I have lots of issues. I have ADHD and potentially autism, depending who you ask. I’m what is called peer reviewed autistic, meaning everyone in my life thinks I'm autistic. And being trans, and knowing that from a very young age...you don't really have the opportunity to figure out who you are in a very solidified way. Like any notions of who are weren't really real, weren't really true and they were impacted by this facade that you feel like you have to keep up, this mask you put on.

I'm also disabled and I have chronic pain and there are days where I resent my body for the pain that I feel and for the other symptoms and experiences I have no control over. There are days where I resent my body for the fact that I can't bend reality. Like I love my tattoos and I love my body mods, the haircuts, I appreciate all the ways I can customize my character and create myself in whatever image I want. But there is a limit to the realities of that situation and a lot of days where I am not feeling good in myself and in my gender it’s difficult to be okay and happy in a body that doesn't allow me to make all the decisions.

I don't even feel like a person most of the time. I feel like a little creature. Like, existing and doing their best. I really identify with creaturehood. One of my acts is all about that, the trans relationship that we have to transformation mythology and monsters and creatures. Something I wish more trans people felt comfy with is embracing monstrosity. And I know it's not that simple, it's not safe for everyone. We live in a really awful world. But I love being called a creature and a pet and like things that aren't even human, the dehumanization is tons of fun and that is not bad, you know. One of my pronouns is “it”. People usually take that in a couple different ways.

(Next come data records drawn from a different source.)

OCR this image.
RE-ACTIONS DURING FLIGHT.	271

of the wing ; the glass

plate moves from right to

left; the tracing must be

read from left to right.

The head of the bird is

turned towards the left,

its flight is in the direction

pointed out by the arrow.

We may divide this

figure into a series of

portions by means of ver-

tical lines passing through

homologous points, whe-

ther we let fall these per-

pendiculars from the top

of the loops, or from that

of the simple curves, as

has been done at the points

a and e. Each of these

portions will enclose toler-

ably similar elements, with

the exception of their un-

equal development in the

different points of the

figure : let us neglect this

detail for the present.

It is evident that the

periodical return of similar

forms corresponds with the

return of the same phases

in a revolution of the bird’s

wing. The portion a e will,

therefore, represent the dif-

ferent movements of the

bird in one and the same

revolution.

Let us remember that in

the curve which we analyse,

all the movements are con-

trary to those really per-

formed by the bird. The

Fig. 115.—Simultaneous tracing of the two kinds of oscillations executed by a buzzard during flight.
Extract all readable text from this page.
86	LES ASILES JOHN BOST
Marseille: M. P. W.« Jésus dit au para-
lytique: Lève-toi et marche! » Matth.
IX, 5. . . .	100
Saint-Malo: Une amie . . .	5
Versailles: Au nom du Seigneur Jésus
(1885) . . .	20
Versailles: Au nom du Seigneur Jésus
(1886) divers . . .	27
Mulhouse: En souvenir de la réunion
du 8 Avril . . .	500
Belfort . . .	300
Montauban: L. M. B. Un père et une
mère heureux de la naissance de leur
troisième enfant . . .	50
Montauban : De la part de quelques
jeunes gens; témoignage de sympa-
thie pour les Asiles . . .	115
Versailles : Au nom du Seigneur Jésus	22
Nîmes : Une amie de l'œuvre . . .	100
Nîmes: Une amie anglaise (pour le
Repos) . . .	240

Some people will take it as like “trans people get dehumanized and that’s unethical and triggering.” Like, OK, that's fine that you feel that way, it’s still a pronoun I like. The other way is people saying that you're having people engage with you in a kink way, in a way that they’re not consenting to. I'm like, well, it's not just a kink thing. Like, for me, it is just an everyday thing I really enjoy. I enjoy that part of my trans identity and embracing monstrosity and embracing creaturehood that which is outside of like human realms. Because humanity has created these constructs that I just don't feel like I fit into. So take humanity out of it.

But something I get very stuck in still, especially with performing, is I have this innate need to always be pretty. I think I'm slowly but surely working on this innate, desperate need, and it really is a desperation that I have, to feel desired. And to feel desired authentically. But I will say I feel lucky enough that I'm in relationships that allow me to feel that. And that's also where I'm very much T4T at this point in my life. There's nothing like being seen, the way that you can be seen by other trans people. That's really a special thing.